Journal of Natural Science, Biology and Medicine

: 2011  |  Volume : 2  |  Issue : 3  |  Page : 37--38

Analysis of annotation strategies for hypothetical proteins: A case study of Neisseria

Neeraj Nagpal, Neera Munjal, Sayan Chatterjee 
 University School of Biotechnology, Guru Gobind Singh Indraprastha University, New Delhi, India

Correspondence Address:
Neeraj Nagpal
University School of Biotechnology, Guru Gobind Singh Indraprastha University, New Delhi

How to cite this article:
Nagpal N, Munjal N, Chatterjee S. Analysis of annotation strategies for hypothetical proteins: A case study of Neisseria.J Nat Sc Biol Med 2011;2:37-38

How to cite this URL:
Nagpal N, Munjal N, Chatterjee S. Analysis of annotation strategies for hypothetical proteins: A case study of Neisseria.

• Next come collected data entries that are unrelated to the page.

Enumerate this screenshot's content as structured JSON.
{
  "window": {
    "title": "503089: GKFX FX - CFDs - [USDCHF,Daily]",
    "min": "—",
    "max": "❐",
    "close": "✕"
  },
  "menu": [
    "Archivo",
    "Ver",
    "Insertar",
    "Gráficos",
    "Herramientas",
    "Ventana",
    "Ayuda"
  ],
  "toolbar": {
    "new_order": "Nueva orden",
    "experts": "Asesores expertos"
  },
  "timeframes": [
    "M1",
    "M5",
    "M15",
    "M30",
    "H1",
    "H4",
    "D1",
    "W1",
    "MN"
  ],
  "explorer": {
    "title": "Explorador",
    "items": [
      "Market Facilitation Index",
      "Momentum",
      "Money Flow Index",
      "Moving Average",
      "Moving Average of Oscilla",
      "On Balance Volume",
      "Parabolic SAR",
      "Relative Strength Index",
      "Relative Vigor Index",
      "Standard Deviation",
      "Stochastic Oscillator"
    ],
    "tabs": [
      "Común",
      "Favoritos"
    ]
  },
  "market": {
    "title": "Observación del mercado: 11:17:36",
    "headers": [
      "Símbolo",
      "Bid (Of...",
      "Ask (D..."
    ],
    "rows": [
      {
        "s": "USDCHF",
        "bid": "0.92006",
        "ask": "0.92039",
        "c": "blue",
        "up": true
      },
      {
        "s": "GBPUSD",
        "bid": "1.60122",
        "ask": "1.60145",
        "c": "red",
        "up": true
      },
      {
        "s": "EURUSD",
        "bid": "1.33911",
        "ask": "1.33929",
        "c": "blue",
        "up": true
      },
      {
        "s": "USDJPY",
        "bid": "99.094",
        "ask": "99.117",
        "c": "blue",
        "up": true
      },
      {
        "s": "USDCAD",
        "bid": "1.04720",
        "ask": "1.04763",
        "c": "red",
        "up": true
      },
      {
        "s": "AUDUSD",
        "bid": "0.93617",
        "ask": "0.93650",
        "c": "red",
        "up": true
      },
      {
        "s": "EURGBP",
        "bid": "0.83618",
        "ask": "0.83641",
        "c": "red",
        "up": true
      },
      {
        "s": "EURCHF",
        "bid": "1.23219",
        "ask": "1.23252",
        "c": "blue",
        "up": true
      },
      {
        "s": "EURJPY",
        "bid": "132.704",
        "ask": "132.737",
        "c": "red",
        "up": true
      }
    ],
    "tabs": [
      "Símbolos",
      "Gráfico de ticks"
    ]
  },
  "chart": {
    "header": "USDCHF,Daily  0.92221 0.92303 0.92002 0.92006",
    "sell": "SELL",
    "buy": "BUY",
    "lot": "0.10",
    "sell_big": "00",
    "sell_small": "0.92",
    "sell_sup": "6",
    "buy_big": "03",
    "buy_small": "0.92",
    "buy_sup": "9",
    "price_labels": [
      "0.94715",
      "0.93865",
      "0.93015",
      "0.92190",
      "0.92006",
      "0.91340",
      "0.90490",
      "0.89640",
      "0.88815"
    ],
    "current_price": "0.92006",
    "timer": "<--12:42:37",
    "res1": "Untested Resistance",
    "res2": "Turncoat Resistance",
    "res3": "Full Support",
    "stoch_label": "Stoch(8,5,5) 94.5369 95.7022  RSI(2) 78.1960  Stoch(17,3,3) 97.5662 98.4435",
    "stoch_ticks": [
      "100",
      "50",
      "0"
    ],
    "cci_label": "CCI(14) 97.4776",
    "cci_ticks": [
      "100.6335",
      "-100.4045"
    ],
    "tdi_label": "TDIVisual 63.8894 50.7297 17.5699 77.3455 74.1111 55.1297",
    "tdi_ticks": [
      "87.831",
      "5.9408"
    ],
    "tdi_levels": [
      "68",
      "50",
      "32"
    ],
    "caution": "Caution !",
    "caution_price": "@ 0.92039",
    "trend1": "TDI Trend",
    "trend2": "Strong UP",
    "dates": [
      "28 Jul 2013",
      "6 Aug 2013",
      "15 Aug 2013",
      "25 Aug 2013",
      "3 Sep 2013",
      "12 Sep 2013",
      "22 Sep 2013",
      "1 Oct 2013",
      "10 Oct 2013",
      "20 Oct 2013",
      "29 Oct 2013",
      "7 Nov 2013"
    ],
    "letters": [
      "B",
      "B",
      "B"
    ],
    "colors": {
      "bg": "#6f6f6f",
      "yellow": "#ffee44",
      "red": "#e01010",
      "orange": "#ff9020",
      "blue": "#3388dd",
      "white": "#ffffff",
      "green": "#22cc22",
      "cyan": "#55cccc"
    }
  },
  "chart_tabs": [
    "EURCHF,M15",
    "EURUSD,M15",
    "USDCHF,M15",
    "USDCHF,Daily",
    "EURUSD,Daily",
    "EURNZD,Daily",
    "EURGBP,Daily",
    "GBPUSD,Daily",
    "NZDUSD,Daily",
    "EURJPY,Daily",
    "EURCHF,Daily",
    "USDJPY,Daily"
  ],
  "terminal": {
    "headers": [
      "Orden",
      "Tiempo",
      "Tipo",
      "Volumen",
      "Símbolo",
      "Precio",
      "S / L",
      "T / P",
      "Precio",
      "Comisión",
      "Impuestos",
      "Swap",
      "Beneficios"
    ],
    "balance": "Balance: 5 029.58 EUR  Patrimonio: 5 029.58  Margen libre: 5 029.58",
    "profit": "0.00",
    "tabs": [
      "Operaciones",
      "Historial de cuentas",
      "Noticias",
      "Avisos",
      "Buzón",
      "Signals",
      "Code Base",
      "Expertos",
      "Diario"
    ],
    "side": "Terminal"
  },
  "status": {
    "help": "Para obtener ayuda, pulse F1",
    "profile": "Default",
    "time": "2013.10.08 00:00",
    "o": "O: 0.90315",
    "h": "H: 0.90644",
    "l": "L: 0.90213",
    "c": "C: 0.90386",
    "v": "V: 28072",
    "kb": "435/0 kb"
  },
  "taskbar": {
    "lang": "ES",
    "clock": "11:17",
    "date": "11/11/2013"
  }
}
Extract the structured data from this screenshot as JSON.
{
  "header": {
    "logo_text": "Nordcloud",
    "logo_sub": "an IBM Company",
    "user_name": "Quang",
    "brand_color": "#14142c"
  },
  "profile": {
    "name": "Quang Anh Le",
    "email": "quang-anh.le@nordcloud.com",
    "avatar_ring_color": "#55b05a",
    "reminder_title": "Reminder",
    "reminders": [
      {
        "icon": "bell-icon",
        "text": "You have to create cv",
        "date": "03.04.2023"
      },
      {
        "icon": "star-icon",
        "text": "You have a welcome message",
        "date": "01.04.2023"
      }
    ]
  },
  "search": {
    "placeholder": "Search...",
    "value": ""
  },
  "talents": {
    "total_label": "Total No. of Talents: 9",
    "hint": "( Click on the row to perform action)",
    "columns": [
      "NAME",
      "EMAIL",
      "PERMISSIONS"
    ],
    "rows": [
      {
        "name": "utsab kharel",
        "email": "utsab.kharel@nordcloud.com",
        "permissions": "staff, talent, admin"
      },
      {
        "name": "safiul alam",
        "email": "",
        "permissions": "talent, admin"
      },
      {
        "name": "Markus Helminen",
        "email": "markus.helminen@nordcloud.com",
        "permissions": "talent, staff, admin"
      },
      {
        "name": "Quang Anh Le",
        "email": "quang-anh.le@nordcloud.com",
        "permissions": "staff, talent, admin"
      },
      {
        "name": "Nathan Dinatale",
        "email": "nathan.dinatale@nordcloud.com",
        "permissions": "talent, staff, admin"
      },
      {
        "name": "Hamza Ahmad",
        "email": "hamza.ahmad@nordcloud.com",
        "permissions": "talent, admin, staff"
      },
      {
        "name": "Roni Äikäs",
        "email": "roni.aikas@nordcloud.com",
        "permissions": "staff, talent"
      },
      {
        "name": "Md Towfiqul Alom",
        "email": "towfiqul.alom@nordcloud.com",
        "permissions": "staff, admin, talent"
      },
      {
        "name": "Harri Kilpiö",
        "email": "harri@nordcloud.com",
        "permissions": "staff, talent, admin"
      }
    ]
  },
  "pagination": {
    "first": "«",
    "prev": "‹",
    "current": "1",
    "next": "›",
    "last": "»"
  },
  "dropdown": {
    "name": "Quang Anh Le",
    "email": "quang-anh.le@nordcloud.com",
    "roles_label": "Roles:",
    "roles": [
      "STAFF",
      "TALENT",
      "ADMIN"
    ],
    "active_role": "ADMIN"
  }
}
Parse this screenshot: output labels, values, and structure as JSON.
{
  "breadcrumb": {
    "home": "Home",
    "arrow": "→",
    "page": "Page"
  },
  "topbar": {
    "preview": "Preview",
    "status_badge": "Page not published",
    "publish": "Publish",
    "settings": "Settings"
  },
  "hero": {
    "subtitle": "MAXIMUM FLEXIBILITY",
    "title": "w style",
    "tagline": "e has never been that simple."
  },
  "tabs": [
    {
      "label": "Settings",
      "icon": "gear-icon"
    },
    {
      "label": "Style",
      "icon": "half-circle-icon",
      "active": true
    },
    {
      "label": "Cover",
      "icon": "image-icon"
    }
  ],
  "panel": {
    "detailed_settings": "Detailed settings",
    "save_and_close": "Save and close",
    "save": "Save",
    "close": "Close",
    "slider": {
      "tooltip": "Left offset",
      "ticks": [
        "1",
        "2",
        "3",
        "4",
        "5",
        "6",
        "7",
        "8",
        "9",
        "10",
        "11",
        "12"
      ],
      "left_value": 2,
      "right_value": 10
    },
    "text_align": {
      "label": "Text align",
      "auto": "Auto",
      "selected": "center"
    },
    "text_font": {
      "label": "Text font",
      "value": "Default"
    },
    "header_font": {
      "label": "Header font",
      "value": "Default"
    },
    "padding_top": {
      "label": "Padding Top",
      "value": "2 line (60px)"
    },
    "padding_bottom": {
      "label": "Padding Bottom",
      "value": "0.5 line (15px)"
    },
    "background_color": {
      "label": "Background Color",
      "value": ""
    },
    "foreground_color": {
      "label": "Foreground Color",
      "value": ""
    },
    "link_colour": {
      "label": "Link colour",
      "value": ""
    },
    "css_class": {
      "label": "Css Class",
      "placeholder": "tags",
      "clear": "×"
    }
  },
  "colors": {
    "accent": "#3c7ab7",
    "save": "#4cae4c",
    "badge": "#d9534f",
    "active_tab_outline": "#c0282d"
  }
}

J Nat Sc Biol Med [serial online] 2011 [cited 2020 Aug 7 ];2:37-38
Available from:

Full Text

Growing possibilities of biotechnology for genome sequencing lead to generation of sequences for millions of genes. However, function of majority of these genes is unknown, and can be determined experimentally only for a few of them. Therefore, a large part of proteomes is represented by hypothetical proteins (HP), i.e. proteins predicted from nucleic acid sequences only and protein sequences with unknown function. The usual scenario involving hypothetical protein is in gene identification during genome analysis. When the bioinformatics tool used for the gene identification finds a large open reading frame without an analog in the protein database, it returns "hypothetical protein" as an annotation remark.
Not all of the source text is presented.